"Markus Lanz" Scholz nur eine Winke-Katze? Diskussion um Rot-Rot-Grün treibt bei SPD-Mann Stegner den Blutdruck hoch

  • von Sylvie-Sophie Schindler
Hitzige Debatte: Markus Lanz, Katja Kipping, Ralf Stegner (v.l.r.)
Hitzige Debatte: Markus Lanz, Katja Kipping, Ralf Stegner (v.l.r.)
© Cornelia Lehmann / ZDF
Über die Linken reden? Das behagte Norbert Walter-Borjans wohl nicht. Der SPD-Vorsitzende sagte spontan ab, stattdessen saß Ralf Stegner bei Lanz. Der sprach über eine "völlig verzweifelte Union". Und stellte inmitten einer hitzigen Debatte fest, dass Rot-Rot-Grün "doch nicht gehe".

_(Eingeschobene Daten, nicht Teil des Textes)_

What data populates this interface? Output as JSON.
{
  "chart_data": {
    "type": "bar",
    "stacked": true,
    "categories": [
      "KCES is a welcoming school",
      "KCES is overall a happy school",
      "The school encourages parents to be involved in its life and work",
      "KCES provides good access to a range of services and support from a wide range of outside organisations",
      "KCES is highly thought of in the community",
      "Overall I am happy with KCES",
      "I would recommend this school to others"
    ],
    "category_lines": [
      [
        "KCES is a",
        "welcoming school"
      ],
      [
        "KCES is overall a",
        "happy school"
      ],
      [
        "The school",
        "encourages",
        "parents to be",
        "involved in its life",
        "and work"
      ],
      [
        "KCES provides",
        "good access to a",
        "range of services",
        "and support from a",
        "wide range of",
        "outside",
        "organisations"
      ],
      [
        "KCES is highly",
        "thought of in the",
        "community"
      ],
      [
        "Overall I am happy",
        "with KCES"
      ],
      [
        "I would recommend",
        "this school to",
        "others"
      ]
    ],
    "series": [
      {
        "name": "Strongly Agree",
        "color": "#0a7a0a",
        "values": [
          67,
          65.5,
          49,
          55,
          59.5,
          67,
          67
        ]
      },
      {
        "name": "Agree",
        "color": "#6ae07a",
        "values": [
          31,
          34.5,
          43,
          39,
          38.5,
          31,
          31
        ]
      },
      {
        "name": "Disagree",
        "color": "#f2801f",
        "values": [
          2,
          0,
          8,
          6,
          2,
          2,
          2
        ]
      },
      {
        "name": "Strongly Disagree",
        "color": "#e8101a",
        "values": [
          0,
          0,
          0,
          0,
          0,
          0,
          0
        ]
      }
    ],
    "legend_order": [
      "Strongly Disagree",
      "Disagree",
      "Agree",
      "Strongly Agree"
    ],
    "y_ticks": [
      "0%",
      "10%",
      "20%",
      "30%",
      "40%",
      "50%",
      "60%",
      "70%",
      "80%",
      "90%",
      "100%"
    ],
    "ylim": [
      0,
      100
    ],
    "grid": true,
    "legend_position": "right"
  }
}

Ich bin jetzt dran. Nein ich. Ich will auch noch was sagen. Zuerst ich. Lassen Sie mich doch mal ausreden. Sie hören mir ja nicht zu. Das stimmt nicht. Jetzt aber ich. So der Drunter-und-Drüber-Sound des Lanz-Talks am Mittwochabend, den der Moderator mit den Worten schloss: "Wenn der Blutdruck im normalen Bereich ist, sehen wir uns wieder." Das ging in Richtung Ralf Stegner, der eigentlich nur ein Notfall-Gast war. "Wissen Sie, warum Sie heute da sind?", fragte Lanz. "Weil Sie mich gerne in die Sendung einladen", antwortete Stegner. "Uns hat Ihr Parteivorsitzender, Norbert Walter-Borjans, spontan abgesagt, nach dem Vorgespräch, als er das Gefühl hatte, es geht zu viel um die Linkspartei." Und setzte nach: "Verstehen Sie das?" Stegner ausweichend: "Der ist heute auf der Automobilausstellung in München."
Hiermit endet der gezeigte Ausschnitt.